A student living at a neighboring apartment, Kiel Szocki, 21, said he got home at 7 p.m. and was doing homework when heard a commotion in the hall.
He said he looked and saw a white man covered in blood and a black man with a small cut on his forehead. The commotion quieted, so he went back inside his apartment, but opened the door later to take his dog outside and saw Brown, Nguyen and Moon. Brown was looking and pointing a gun at him, he said.
“The gun was pointed at me,” Szocki said,
He said he recognized Brown from a class they had together. Brown looked at him, said “shush” and then fled with Nguyen and Moon, Szocki said.
Brown returned to Szocki's apartment the next morning.

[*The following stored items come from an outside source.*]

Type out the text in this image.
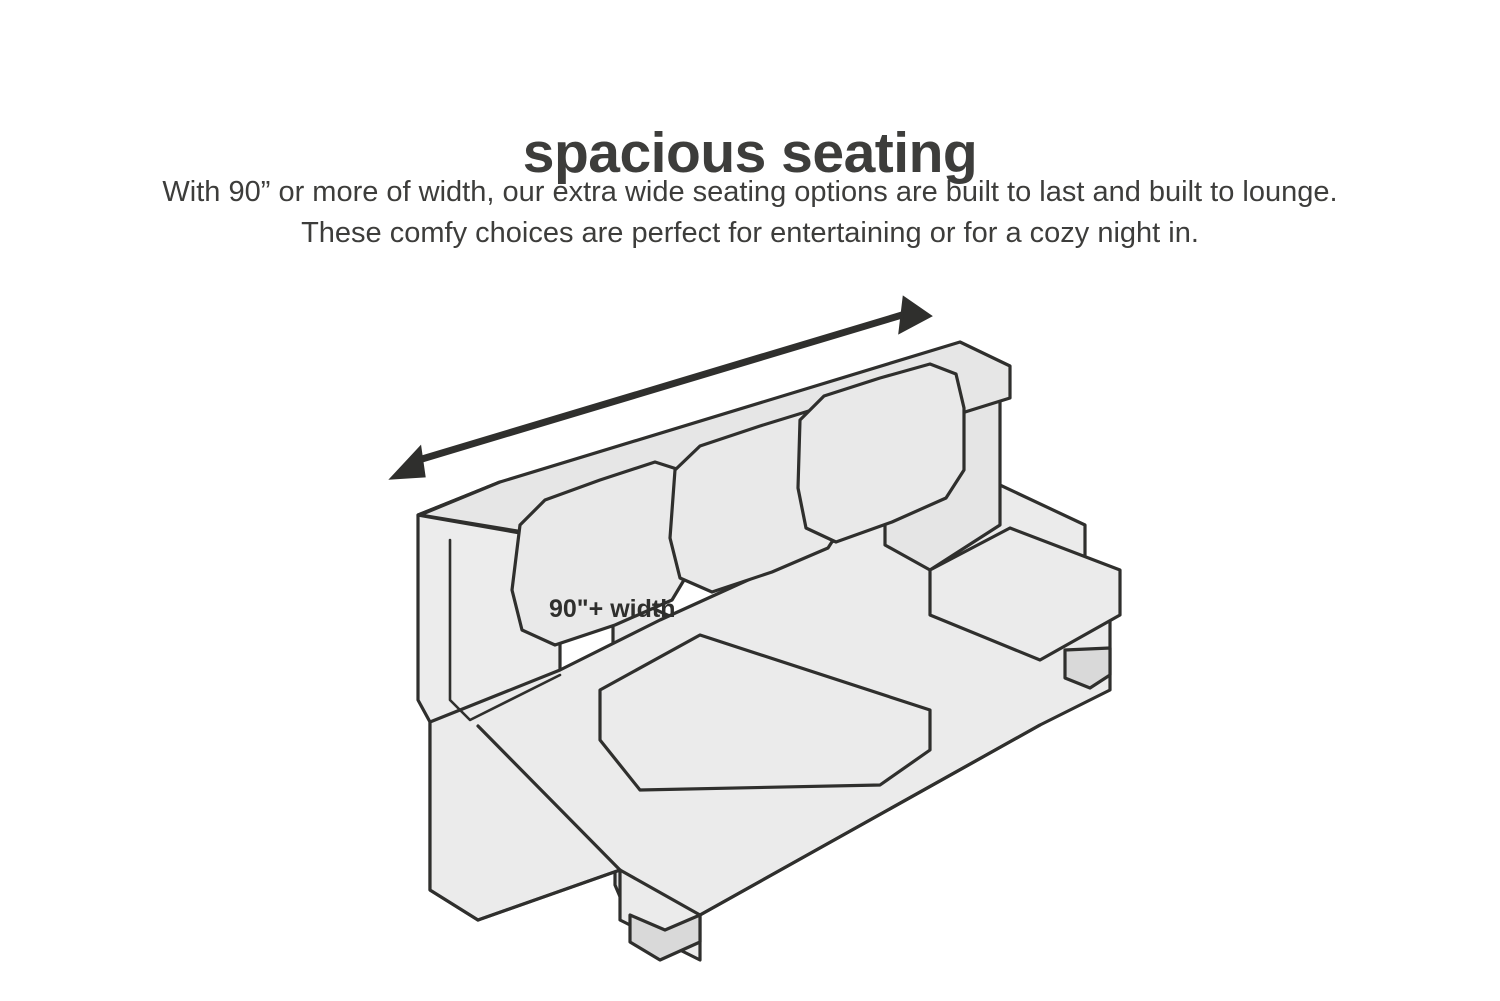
spacious seating
With 90” or more of width, our extra wide seating options are built to last and built to lounge.
These comfy choices are perfect for entertaining or for a cozy night in.
90"+ width
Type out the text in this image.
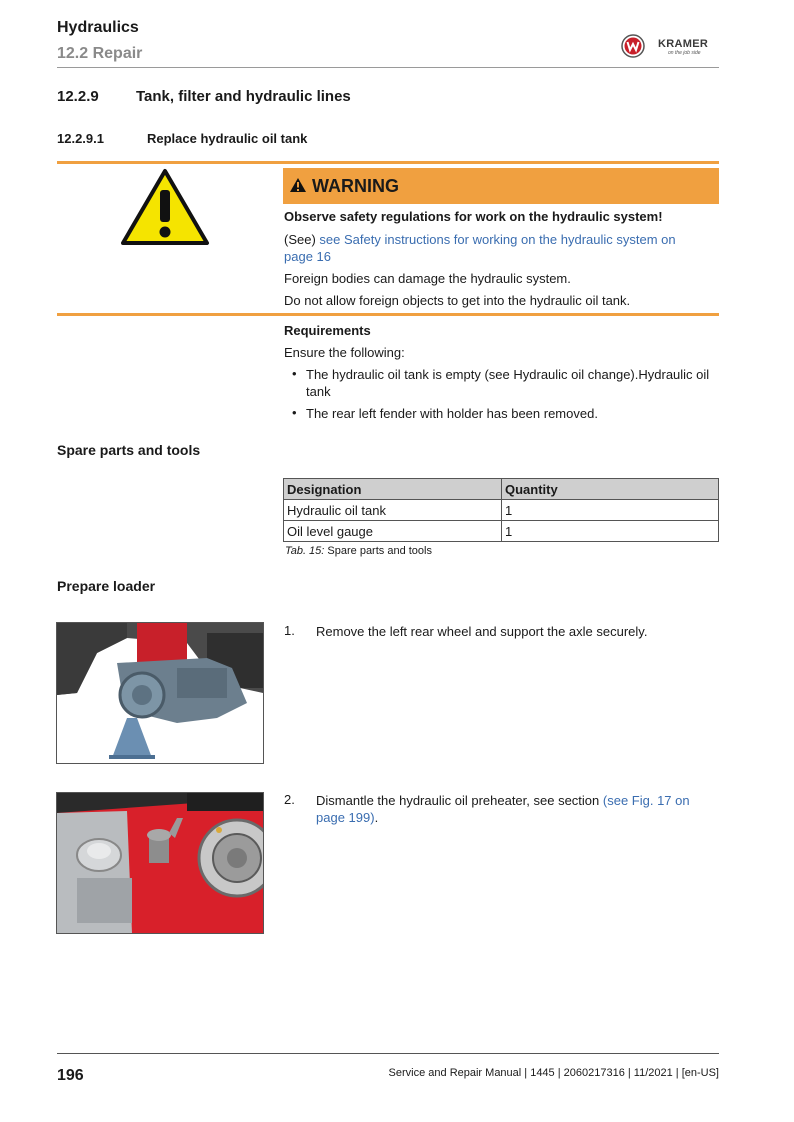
Hydraulics
12.2 Repair
KRAMER
on the job side
12.2.9 Tank, filter and hydraulic lines
12.2.9.1	Replace hydraulic oil tank
WARNING
Observe safety regulations for work on the hydraulic system!
(See) see Safety instructions for working on the hydraulic system on page 16
Foreign bodies can damage the hydraulic system.
Do not allow foreign objects to get into the hydraulic oil tank.
Requirements
Ensure the following:
• The hydraulic oil tank is empty (see Hydraulic oil change).Hydraulic oil tank
• The rear left fender with holder has been removed.
Spare parts and tools
Designation	Quantity
Hydraulic oil tank	1
Oil level gauge	1
Tab. 15: Spare parts and tools
Prepare loader
1. Remove the left rear wheel and support the axle securely.
2. Dismantle the hydraulic oil preheater, see section (see Fig. 17 on page 199).
196	Service and Repair Manual | 1445 | 2060217316 | 11/2021 | [en-US]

Szocki said Brown apologized for pointing the gun at him, told him he had a permit to carry the gun concealed, and gave him a phone number to give to police if they asked him for it, Szocki said.
He said he didn't hear a gunshot.
State Trooper Jessica Titler, the investigator who filed the charges, interviewed the three men who were the tenants of apartment 1511, where the incident took place.
One of them, Kasper Tuomala, 22, said Brown was asked to the apartment to film a music video and he agreed, Titler said. Tuomala said Moon was carrying a duffel bag when he arrived with Nguyen and Brown, she said.
Tuomala told her he went into his bedroom, and at some point heard a scuffle and a gunshot. He waited for everything to settle down and left with Michael Sander, another tenant, she said.
Nguyen, Moon and Brown called Tuomala later, she said. Brown apologized for the incident, and Nguyen told him not to talk to the police, Titler said.
Sanders told her he was playing a video game in his bedroom when he heard a scuffle and gunshot, and saw a group of people scuffling in the living room. He fled from a bedroom window, she said.
Titler said police executed a search warrant at an apartment that Brown, Moon and Nguyen rented at 406 N. Main St. in Slippery Rock and seized two handguns. One was registered to Nguyen, and ownership of the second gun was in the process of being transferred from Nguyen to Brown, she said.
Lab tests on the guns are not complete, she said.
The case was prosecuted by Butler County Assistant District Attorney Mark Lope. Brown was represented by Butler attorney Al Lindsay. Moon was represented by attorney Justin Quinn of Beaver County. Nguyen was represented by attorney Owen Seman of Murrysville.